Am 18.10.wurde im Parlament durch Martin Graf, den dritten Präsidenten des Nationalrats, tatsächlich der Dachverband „Deutsche Burschenschaft“ mit dieser Medaille geehrt. Wer wird das nächste Mal die Dinghofer-Medaille erhalten? Die Roten Khmer posthum? Wladimir Putin oder Ramsan Kadyrow, der Präsident Tschetscheniens?

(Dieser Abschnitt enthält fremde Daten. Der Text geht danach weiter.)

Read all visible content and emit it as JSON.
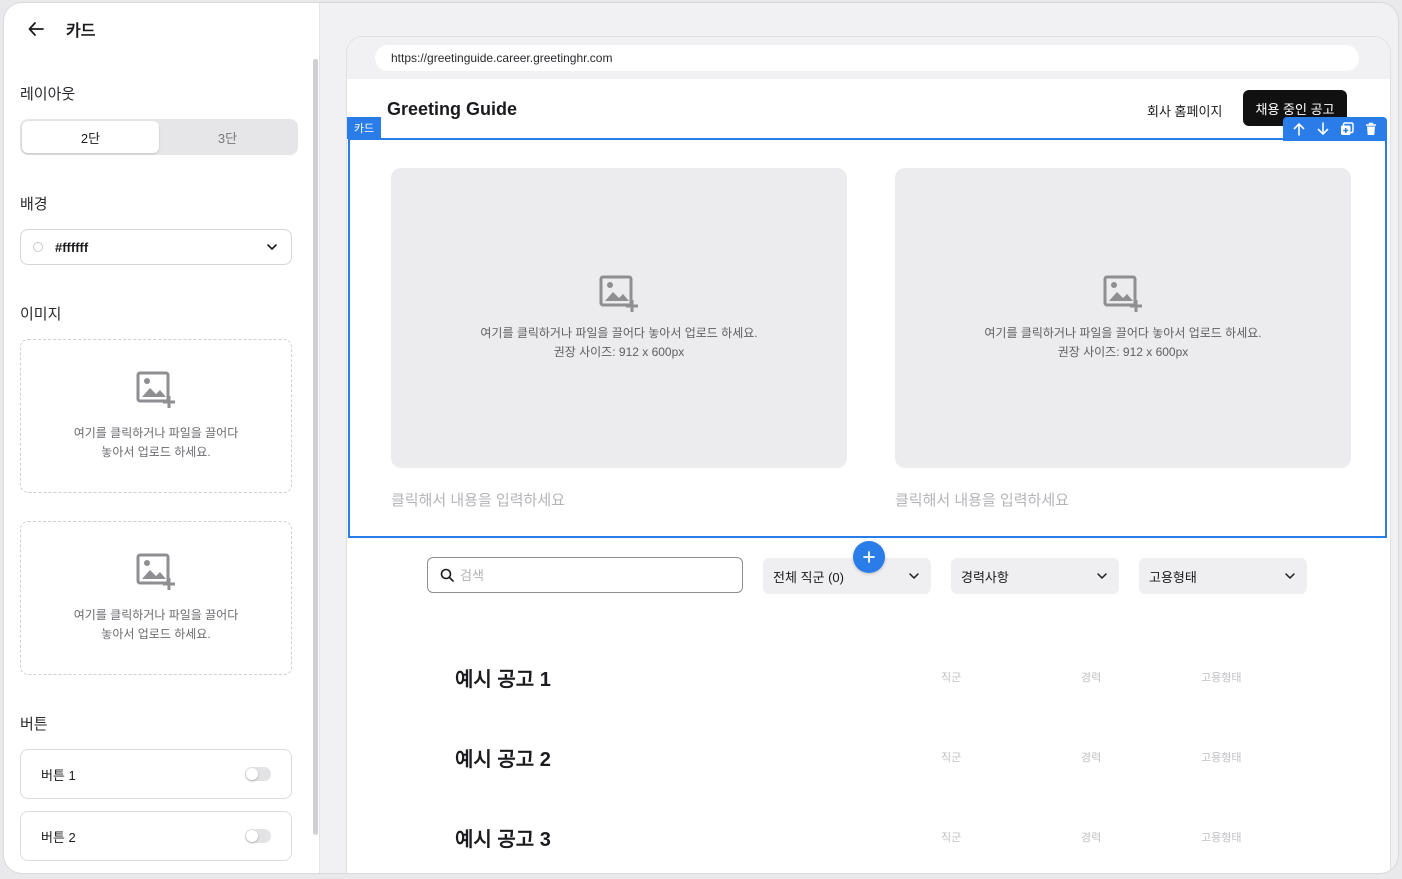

Der Dachverband „Deutsche Burschenschaft“ hat sich nach langem Schweigen jedenfalls zu einer Pressemitteilung aufgerafft und jubelt über die „hohe Auszeichnung“, die in dem Satz des Sprechers der Deutschen Burschenschaft, Burkhard Mötz (Burschenschaft Teutonia Wien) ihre würdige Krönung findet: „Damit finden unsere beharrlichen Bemühungen um die Weiterentwicklung der demokratischen Kultur im deutschsprachigen Raum nun auch ihre offizielle Anerkennung.“
Das ist natürlich eine ziemlich starke Ansage zu einem Zeitpunkt, wo Dutzende Burschenschaften den Dachverband Deutsche Burschenschaft wegen dessen deutlich rechtsextremer Schlagseite verlassen und der Streit um den rassistischen Arierparagrafen gerade zwei Jahre zurückliegt.
Martin Graf und Burkhard Mötz; Bildquelle: Martin Juen, flickr
Dass die Verleihung der Dinghofer-Medaille im Rahmen des Dinghofer-Symposiums vom Dritten Präsidenten des Nationalrats und Burschenschafter Martin Graf vorgenommen wurde, ist für die Reputation nicht gerade hilfreich. Praktischerweise ist Martin Graf nämlich auch Präsident des Franz Dinghofer-Instituts „für Forschung und Lehre zur nationalen sowie internationalen Politik“. Man kann die Ehrung daher auch so betrachten: Ein deutscher Burschenschafter (Graf) vergibt als Präsident eines nach einem deutschen Burschenschafter (Dinghofer) benannten Instituts eine Medaille an die Deutsche Burschenschaft (der Entwurf der unscheinbaren Medaille stammt übrigens auch von einem Burschenschafter).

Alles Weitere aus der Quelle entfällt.